With the heavy rains we experienced this winter, mushrooms are being noticed in our gardens that have not been seen in years. Forays into the wild are also yielding large crops of edible mushrooms such as morels and chanterelles that connoisseurs of these saprophytic treasures have not encountered in two decades. To learn more about our local mushrooms, you might want to attend a meeting of the Los Angeles Mycological Society. This group meets the third Monday of each month from October through May (except February), at 7:30 pm in the Verdugo Room of the Sparr Heights Community Center, 1613 Glencoe Way, in Glendale. A mushroom identification hour, starting at 6:30 pm prior to the monthly meeting, is an opportunity to determine the edibility of mushrooms you may have foraged, whether at home or on a hike.
Ellie Gardner is an African violet variety whose leaves are dappled with cream and pink markings. Its flowers have the appearance of miniature pink roses and it blooms non-stop as long as plentiful ambient light is available. There are a plethora of African violet varieties with variegated foliage and you can find more than a hundred of them, listed as sports, at africanvioletsocietyofamerica.org
Browsing the site, you will also discover everything you need to know about growing African violets. Buckeye Cranberry Sparkler, winner of the Society’s outstanding African violet of the year three years in a row, has green leaves with broad cream-colored margins topped by a large clutch of raspberry-colored flowers. Search “variegated African violets” for an adventure in unexpected and unpredictable foliar design among the seemingly endless number of varieties of this most popular of all indoor flowering plants.

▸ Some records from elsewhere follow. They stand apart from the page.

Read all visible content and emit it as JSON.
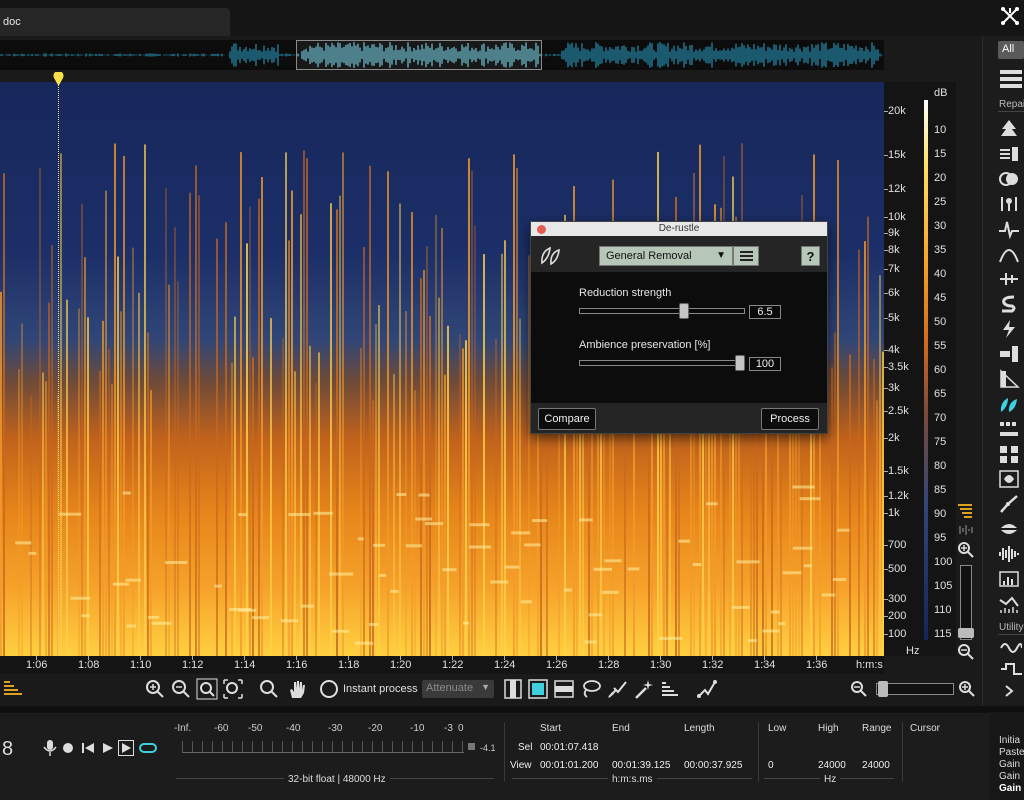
{
  "window": {
    "tab_title": "doc"
  },
  "overview": {
    "selection_note": ""
  },
  "frequency_axis": {
    "labels": [
      "20k",
      "15k",
      "12k",
      "10k",
      "9k",
      "8k",
      "7k",
      "6k",
      "5k",
      "4k",
      "3.5k",
      "3k",
      "2.5k",
      "2k",
      "1.5k",
      "1.2k",
      "1k",
      "700",
      "500",
      "300",
      "200",
      "100"
    ],
    "unit": "Hz"
  },
  "db_axis": {
    "unit": "dB",
    "labels": [
      "10",
      "15",
      "20",
      "25",
      "30",
      "35",
      "40",
      "45",
      "50",
      "55",
      "60",
      "65",
      "70",
      "75",
      "80",
      "85",
      "90",
      "95",
      "100",
      "105",
      "110",
      "115"
    ]
  },
  "time_axis": {
    "labels": [
      "1:06",
      "1:08",
      "1:10",
      "1:12",
      "1:14",
      "1:16",
      "1:18",
      "1:20",
      "1:22",
      "1:24",
      "1:26",
      "1:28",
      "1:30",
      "1:32",
      "1:34",
      "1:36"
    ],
    "unit": "h:m:s"
  },
  "toolbar": {
    "instant_process_label": "Instant process",
    "attenuate_label": "Attenuate"
  },
  "modules_panel": {
    "all_label": "All",
    "repair_label": "Repai",
    "utility_label": "Utility",
    "icons": [
      "spectral-de-noise-icon",
      "de-hum-icon",
      "de-clip-icon",
      "de-crackle-icon",
      "de-click-icon",
      "de-plosive-icon",
      "de-wind-icon",
      "de-ess-icon",
      "de-bleed-icon",
      "dialogue-isolate-icon",
      "de-reverb-icon",
      "de-rustle-icon",
      "spectral-repair-icon",
      "ambience-match-icon",
      "interpolate-icon",
      "breath-control-icon",
      "mouth-de-click-icon",
      "voice-de-noise-icon",
      "eq-match-icon",
      "spectral-recovery-icon"
    ]
  },
  "dialog": {
    "title": "De-rustle",
    "preset": "General Removal",
    "help_label": "?",
    "params": [
      {
        "label": "Reduction strength",
        "value": "6.5",
        "fraction": 0.64
      },
      {
        "label": "Ambience preservation [%]",
        "value": "100",
        "fraction": 1.0
      }
    ],
    "compare_label": "Compare",
    "process_label": "Process"
  },
  "transport": {
    "time_display": "8"
  },
  "meter": {
    "labels": [
      "-Inf.",
      "-60",
      "-50",
      "-40",
      "-30",
      "-20",
      "-10",
      "-3",
      "0"
    ],
    "peak": "-4.1",
    "format": "32-bit float | 48000 Hz"
  },
  "selection_info": {
    "headers": {
      "start": "Start",
      "end": "End",
      "length": "Length",
      "low": "Low",
      "high": "High",
      "range": "Range",
      "cursor": "Cursor"
    },
    "sel_label": "Sel",
    "view_label": "View",
    "sel_start": "00:01:07.418",
    "view_start": "00:01:01.200",
    "view_end": "00:01:39.125",
    "view_length": "00:00:37.925",
    "view_low": "0",
    "view_high": "24000",
    "view_range": "24000",
    "time_unit": "h:m:s.ms",
    "freq_unit": "Hz"
  },
  "history": {
    "items": [
      "Initia",
      "Paste",
      "Gain",
      "Gain",
      "Gain"
    ]
  }
}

California native of the week: Of the 12 species of California native lilies, leopard lily (Lilum pardalinum) is the easiest to grow. It is recognizable by its pendant, reddish-orange, turban-like flowers with multiple spots. It can grow in the sun but usually does better in partial shade since it prefers somewhat moist, if well-draining soil. Wayne Roderick, writing in “Pacific Horticulture,” regales the leopard lily as follows. “It is so easy to grow that it can become almost invasive! It grows to about five or six feet high with as many as 15 bright red flowers on each stem. If the plant likes the location, a single bulb can become a large clump of 40 or 50 in less than five years.” That’s an invasive problem I’m sure all of us would welcome. Carole Bernstein, in “California Native Plants for the Garden.” suggests planting it under riparian trees such as sycamore and alder, in the company of “giant chain fern, coral bells, and western azaleas.”